Indonesia’s VC Landscape in 2023
Jakarta, Indonesia – Indonesia’s venture capital ecosystem is projected to see a major pullback this year, according to a new report from AC Ventures and Bain & Company.
The report forecasts VC deal value could decline up to 80% in 2023 compared to last year.
Several factors are driving the sharp drop, including worsening macroeconomic conditions globally, rising interest rates, and weaker consumer and business confidence levels.
Challenges Behind the Drop
The number of large deals above $50 million plunged 88% versus 2021, per the report. However, smaller deals under $10 million saw healthy growth.
Investment trends shifted toward ESG and climate tech, with emphasis on electric vehicles and battery technologies.

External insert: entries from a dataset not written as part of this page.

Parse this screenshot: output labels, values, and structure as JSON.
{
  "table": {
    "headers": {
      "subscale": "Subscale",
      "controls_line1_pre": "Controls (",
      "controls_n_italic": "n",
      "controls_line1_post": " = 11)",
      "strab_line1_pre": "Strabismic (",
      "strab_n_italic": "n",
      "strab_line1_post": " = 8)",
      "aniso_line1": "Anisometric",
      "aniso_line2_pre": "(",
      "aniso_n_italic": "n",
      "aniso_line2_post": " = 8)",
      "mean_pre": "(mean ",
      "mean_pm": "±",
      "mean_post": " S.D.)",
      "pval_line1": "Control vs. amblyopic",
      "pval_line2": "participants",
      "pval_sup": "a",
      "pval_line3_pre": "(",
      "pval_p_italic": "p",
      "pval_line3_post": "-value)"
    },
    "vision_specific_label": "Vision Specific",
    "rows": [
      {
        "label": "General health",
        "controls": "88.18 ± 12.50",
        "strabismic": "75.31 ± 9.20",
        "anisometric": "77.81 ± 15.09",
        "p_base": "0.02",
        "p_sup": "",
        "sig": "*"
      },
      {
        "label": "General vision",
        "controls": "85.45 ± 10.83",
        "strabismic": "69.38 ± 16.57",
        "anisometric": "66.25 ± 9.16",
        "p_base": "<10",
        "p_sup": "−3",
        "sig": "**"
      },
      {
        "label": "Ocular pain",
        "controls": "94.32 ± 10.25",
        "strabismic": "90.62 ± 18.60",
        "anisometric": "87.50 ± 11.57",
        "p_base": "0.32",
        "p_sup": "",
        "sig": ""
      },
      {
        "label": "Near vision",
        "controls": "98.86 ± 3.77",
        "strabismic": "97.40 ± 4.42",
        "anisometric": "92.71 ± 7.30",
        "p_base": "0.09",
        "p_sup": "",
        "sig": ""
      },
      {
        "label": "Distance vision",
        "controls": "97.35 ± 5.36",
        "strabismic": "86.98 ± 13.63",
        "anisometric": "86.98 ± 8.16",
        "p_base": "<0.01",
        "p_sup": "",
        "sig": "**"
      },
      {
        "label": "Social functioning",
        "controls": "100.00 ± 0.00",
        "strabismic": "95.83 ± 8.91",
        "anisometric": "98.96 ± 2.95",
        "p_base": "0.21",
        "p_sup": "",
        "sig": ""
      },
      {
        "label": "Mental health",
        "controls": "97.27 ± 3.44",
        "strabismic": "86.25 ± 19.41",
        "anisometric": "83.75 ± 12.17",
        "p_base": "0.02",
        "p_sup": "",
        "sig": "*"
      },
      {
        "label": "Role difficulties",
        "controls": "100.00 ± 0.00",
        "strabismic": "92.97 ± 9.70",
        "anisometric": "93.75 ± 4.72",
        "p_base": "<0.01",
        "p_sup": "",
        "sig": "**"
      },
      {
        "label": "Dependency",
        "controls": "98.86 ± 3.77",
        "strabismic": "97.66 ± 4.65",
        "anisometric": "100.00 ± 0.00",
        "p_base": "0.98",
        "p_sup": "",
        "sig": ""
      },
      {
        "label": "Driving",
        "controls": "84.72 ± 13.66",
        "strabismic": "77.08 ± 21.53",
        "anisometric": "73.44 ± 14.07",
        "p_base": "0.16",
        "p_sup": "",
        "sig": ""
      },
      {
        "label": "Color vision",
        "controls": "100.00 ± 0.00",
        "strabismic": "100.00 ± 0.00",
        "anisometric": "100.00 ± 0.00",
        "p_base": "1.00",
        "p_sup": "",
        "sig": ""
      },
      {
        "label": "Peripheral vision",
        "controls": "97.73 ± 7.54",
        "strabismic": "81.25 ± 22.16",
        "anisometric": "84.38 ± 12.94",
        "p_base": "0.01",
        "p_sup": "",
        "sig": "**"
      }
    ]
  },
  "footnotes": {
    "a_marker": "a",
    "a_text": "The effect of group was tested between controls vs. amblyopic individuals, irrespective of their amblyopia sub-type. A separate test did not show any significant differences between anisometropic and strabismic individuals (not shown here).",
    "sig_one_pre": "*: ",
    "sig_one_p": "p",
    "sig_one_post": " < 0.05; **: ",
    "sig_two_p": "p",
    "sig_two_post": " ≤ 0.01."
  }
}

A few sectors bucked the downturn, as aquaculture deal value grew 1.2x and healthtech jumped from $8 million in H1 2022 to $51 million in H1 2023. This excludes Halodoc’s $100 million series D round in July.
While Indonesia’s startup funding environment has cooled significantly, smaller deals continue apace. Key sectors like sustainability and healthcare are also attracting investor interest despite broader VC market challenges.
As macro conditions stabilize, Indonesia’s strong fundamentals and demographics could reignite more robust VC activity. But for now, deal flow is down shifting as investors grow more selective amid global uncertainty.